Search code examples
scalaapache-sparkshardingdata-partitioning

Spark Partition Dataset By Column Value


(I am new to Spark) I need to store a large number of rows of data, and then handle updates to those data. We have unique IDs (DB PKs) for those rows, and we would like to shard the data set by uniqueID % numShards, to make equal sized, addressable partitions. Since the PKs (unique IDs) are present both in the data and in the update files, it will be easy to determine which partition will be updated. We intend to shard the data and the updates by the same criteria, and periodically rewrite "shard S + all updates accumulated for shard S => new shard S". (We know how to combine shard S + updates = new shard S.)

If this is our design, we need to (1) shard a DataFrame by one of its columns (say: column K) into |range(K)| partitions where it is guaranteed that all rows in a partition have the same value in column K and (2) be able to find the Parquet file that corresponds to column_K=k, knowing k = row.uniqueID % numShards.

Is this a good design, or does Spark offer something out of the box that makes our task much easier?

Which Spark class/method should we use for partitioning our data? We are looking at RangePartitioner, but the constructor is asking for the number of partitions. We want to specify "use column_K for partitioning, and make one partition for each distinct value k in range(K)", because we have already created column_K = uniqueID % numShards. Which partitioner is appropriate for splitting on the value of one column of a DataFrame? Do we need to create a custom partitioner, or use partitionBy, or repartitionByRange, or...?

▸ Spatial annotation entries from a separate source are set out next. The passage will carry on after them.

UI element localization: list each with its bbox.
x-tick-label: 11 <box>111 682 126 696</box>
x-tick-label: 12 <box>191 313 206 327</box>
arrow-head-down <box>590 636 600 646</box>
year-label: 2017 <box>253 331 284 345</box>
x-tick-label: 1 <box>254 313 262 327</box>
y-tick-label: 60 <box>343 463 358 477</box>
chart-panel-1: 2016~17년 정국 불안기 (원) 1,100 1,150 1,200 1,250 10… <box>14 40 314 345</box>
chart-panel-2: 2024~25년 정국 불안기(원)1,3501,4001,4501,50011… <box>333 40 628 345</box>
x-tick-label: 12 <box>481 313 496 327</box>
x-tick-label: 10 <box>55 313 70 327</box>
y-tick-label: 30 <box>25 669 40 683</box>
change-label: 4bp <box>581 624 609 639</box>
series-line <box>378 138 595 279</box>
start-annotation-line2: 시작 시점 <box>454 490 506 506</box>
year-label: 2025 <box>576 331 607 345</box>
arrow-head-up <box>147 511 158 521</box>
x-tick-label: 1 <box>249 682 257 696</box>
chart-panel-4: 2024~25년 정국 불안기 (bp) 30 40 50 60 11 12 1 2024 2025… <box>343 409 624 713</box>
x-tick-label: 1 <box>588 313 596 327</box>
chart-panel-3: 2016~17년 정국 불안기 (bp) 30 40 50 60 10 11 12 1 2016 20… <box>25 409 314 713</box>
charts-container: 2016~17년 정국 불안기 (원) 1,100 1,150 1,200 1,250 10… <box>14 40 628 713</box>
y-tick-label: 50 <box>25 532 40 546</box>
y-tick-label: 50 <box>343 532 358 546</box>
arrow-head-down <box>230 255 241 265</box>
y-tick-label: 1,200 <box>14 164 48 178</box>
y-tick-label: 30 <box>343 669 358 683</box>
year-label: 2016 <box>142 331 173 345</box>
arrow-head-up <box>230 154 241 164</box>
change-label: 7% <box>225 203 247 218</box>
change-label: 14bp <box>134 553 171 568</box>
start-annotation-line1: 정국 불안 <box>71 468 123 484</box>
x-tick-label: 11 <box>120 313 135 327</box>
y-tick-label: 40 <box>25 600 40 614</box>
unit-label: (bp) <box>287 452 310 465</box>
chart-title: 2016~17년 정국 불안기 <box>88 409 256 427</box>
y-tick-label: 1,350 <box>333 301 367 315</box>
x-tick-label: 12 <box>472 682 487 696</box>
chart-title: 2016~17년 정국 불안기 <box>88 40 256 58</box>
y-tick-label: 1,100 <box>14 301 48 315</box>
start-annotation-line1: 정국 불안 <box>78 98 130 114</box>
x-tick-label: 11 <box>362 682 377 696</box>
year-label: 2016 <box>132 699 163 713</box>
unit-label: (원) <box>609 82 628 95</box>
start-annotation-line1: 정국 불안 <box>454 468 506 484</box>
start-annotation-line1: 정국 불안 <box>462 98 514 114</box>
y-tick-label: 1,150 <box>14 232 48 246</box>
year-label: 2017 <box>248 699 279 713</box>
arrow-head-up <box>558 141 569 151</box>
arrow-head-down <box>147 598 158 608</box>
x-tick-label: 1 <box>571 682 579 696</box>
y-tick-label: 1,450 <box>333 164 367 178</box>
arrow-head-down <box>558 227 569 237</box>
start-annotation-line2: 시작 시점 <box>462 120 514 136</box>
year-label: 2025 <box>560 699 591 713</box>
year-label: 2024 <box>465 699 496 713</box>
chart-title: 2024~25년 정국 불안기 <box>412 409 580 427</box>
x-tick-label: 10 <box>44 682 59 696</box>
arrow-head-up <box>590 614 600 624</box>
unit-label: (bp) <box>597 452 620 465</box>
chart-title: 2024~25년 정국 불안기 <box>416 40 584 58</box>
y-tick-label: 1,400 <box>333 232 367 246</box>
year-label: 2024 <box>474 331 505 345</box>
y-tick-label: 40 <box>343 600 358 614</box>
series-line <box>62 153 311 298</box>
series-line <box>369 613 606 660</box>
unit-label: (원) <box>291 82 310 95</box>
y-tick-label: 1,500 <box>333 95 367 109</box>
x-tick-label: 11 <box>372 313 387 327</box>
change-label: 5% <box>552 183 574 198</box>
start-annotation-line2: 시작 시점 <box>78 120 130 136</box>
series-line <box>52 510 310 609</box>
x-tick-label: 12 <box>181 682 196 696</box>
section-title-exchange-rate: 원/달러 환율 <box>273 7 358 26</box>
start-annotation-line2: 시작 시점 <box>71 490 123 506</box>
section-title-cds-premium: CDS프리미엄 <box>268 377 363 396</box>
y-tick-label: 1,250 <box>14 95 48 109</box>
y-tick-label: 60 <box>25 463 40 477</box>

This is what we have so far:

import org.apache.spark.sql.functions._
val df = spark.read
.option("fetchsize", 1000)
.option("driver", "oracle.jdbc.driver.OracleDriver")
.jdbc(jdbc_url, "SCHEMA.TABLE_NAME", partitions, props)
.withColumn("SHARD_ID", col("TABLE_PK") % 1024)
.write
.parquet("parquet/table_name")

Now we need to specify that this DataFrame should be partitioned by SHARD_ID before it is written out as Parquet files.


Solution

  • This works:

    val df = spark.read
    .option("fetchsize", 1000)
    .option("driver", "oracle.jdbc.driver.OracleDriver")
    .jdbc(jdbc.getString("url"), "SCHEMA.TABLE_NAME", partitions, props)
    .withColumn("SHARD_ID", col("TABLE_PK") % 1024)
    .write
    .partitionBy("SHARD_ID")
    .parquet("parquet/table_name")